The wrongness of rape seems self-evident, but philosophers have differed as to how we should understand the nature of rape. The starting point of Mark Cowling’s paper, “Rape, and Other Sexual Assaults: Towards a Philosophical Analysis,” is the wide discrepancy between the relatively small number of rapes that are reported each year and, on the other hand, survey results indicating that nearly one half of all woman suffer from a sexual assault. He proposes a definition of rape that makes sense of this discrepancy and then proceeds to analyze the precise nature of the moral wrong that rapists commit. Using the minimal definition of rape as “sex without the consent of the victim,” Cowling suggests that one reason for the inflated rape statistics reported in surveys may be the conflation of rape with “altruistic sex,” that is, sex performed, not out of sexual desire, but in order to please a partner. Such “unwanted but consenting sex” may be quite common, but it does not meet the definition of rape as nonconsensual sex. Cowling argues that the best way to analyze the harm caused by rape is as a violation of sexual self-determination that causes great distress to the victim. Rather than trying to fit all sexual experiences into the binary rape/not rape categories, he suggests that we should regard rape as one among many sexual offenses, all of which impose varying degrees of harm on the victim. On this view, sexual harassment, threats to spread harmful rumors, coercive offers, emotional pressure, and the use or threat of physical force are all immoral means to obtain sex without a person's fully voluntary consent. Rape is typically the most serious violation of sexual autonomy and deserves the heaviest penalty, but we also need to recognize and punish lesser violations according to the degree of distress that they cause.

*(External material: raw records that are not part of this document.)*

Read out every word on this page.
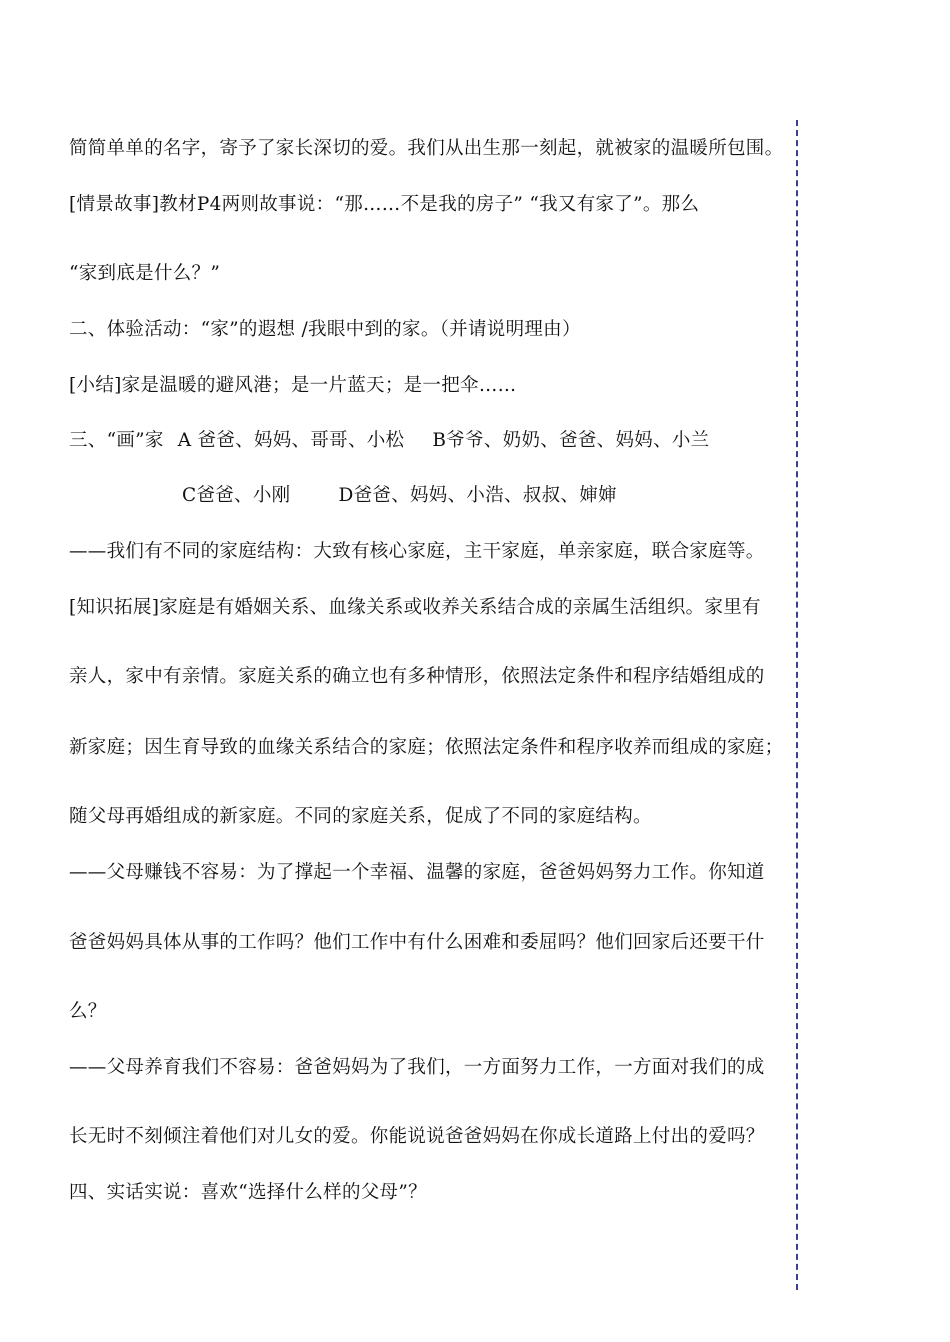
简简单单的名字，寄予了家长深切的爱。我们从出生那一刻起，就被家的温暖所包围。
[情景故事]教材P4两则故事说：“那……不是我的房子” “我又有家了”。那么
“家到底是什么？”
二、体验活动：“家”的遐想 /我眼中到的家。（并请说明理由）
[小结]家是温暖的避风港；是一片蓝天；是一把伞……
三、“画”家 A 爸爸、妈妈、哥哥、小松 B爷爷、奶奶、爸爸、妈妈、小兰
C爸爸、小刚	D爸爸、妈妈、小浩、叔叔、婶婶
——我们有不同的家庭结构：大致有核心家庭，主干家庭，单亲家庭，联合家庭等。
[知识拓展]家庭是有婚姻关系、血缘关系或收养关系结合成的亲属生活组织。家里有
亲人，家中有亲情。家庭关系的确立也有多种情形，依照法定条件和程序结婚组成的
新家庭；因生育导致的血缘关系结合的家庭；依照法定条件和程序收养而组成的家庭；
随父母再婚组成的新家庭。不同的家庭关系，促成了不同的家庭结构。
——父母赚钱不容易：为了撑起一个幸福、温馨的家庭，爸爸妈妈努力工作。你知道
爸爸妈妈具体从事的工作吗？他们工作中有什么困难和委屈吗？他们回家后还要干什
么？
——父母养育我们不容易：爸爸妈妈为了我们，一方面努力工作，一方面对我们的成
长无时不刻倾注着他们对儿女的爱。你能说说爸爸妈妈在你成长道路上付出的爱吗？
四、实话实说：喜欢“选择什么样的父母”？
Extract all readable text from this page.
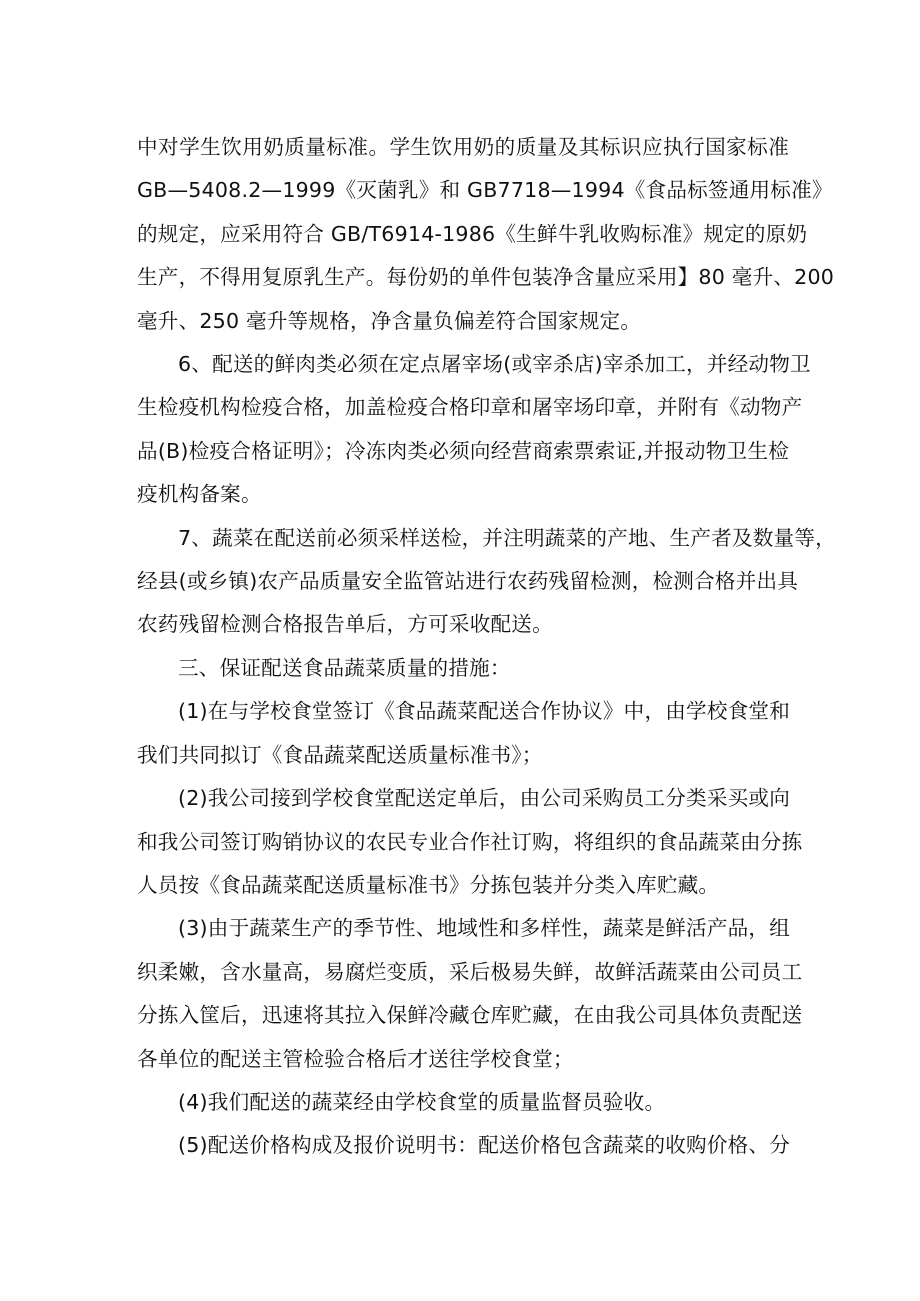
中对学生饮用奶质量标准。学生饮用奶的质量及其标识应执行国家标准
GB—5408.2—1999《灭菌乳》和 GB7718—1994《食品标签通用标准》
的规定，应采用符合 GB/T6914-1986《生鲜牛乳收购标准》规定的原奶
生产，不得用复原乳生产。每份奶的单件包装净含量应采用】80 毫升、200
毫升、250 毫升等规格，净含量负偏差符合国家规定。
6、配送的鲜肉类必须在定点屠宰场(或宰杀店)宰杀加工，并经动物卫
生检疫机构检疫合格，加盖检疫合格印章和屠宰场印章，并附有《动物产
品(B)检疫合格证明》；冷冻肉类必须向经营商索票索证,并报动物卫生检
疫机构备案。
7、蔬菜在配送前必须采样送检，并注明蔬菜的产地、生产者及数量等，
经县(或乡镇)农产品质量安全监管站进行农药残留检测，检测合格并出具
农药残留检测合格报告单后，方可采收配送。
三、保证配送食品蔬菜质量的措施：
(1)在与学校食堂签订《食品蔬菜配送合作协议》中，由学校食堂和
我们共同拟订《食品蔬菜配送质量标准书》；
(2)我公司接到学校食堂配送定单后，由公司采购员工分类采买或向
和我公司签订购销协议的农民专业合作社订购，将组织的食品蔬菜由分拣
人员按《食品蔬菜配送质量标准书》分拣包装并分类入库贮藏。
(3)由于蔬菜生产的季节性、地域性和多样性，蔬菜是鲜活产品，组
织柔嫩，含水量高，易腐烂变质，采后极易失鲜，故鲜活蔬菜由公司员工
分拣入筐后，迅速将其拉入保鲜冷藏仓库贮藏，在由我公司具体负责配送
各单位的配送主管检验合格后才送往学校食堂；
(4)我们配送的蔬菜经由学校食堂的质量监督员验收。
(5)配送价格构成及报价说明书：配送价格包含蔬菜的收购价格、分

The final paper in this collection, Andrew Mitchell’s “Friendship Amongst the Self-Sufficient: Epicurus,” shows that high quality historical scholarship has an important place in philosophy of love and sex. Whereas the five other essays in this volume address ethical issues, Mitchell’s primary concern is with the nature of friendship. However, his analysis also sheds light on the moral value of friendship. He contrasts Epicurus’ account of friendship with those of Aristotle and the Stoics, both of which (in different ways) make the mistake of basing friendship on utility and sameness between the friends. Requiring sameness before friendship can occur denies us of one of the greatest benefits of friendship, namely expanding our “horizons of understanding” and being introduced to “differences of culture, class, or race.” And tying friendship to utility diminishes the fulfillment that we gain from it, since “[a]n inverse relation would seem to pertain between pleasure and utility.” Mitchell presents instead a very appealing reading of Epicurus’ account of friendship. Given the centrality of self-sufficiency to Epicurus’ ethics, the best type of friendship is entered freely, not out of necessity. However, the act of befriending someone threatens that very self-sufficiency, since I may come to need that friend, she too may come to need me and, worse yet, she may exploit me for her own purposes. Friendship thus requires mutual trust, since it involves risking the self-sufficiency on which Epicurus places such importance. (While this is not a thesis that Mitchell defends, this mutual trust is arguably one reason why friendship has inherent moral value.) Happily, though, the person who is willing to run this risk by entering friendships has attained the highest level of self-sufficiency.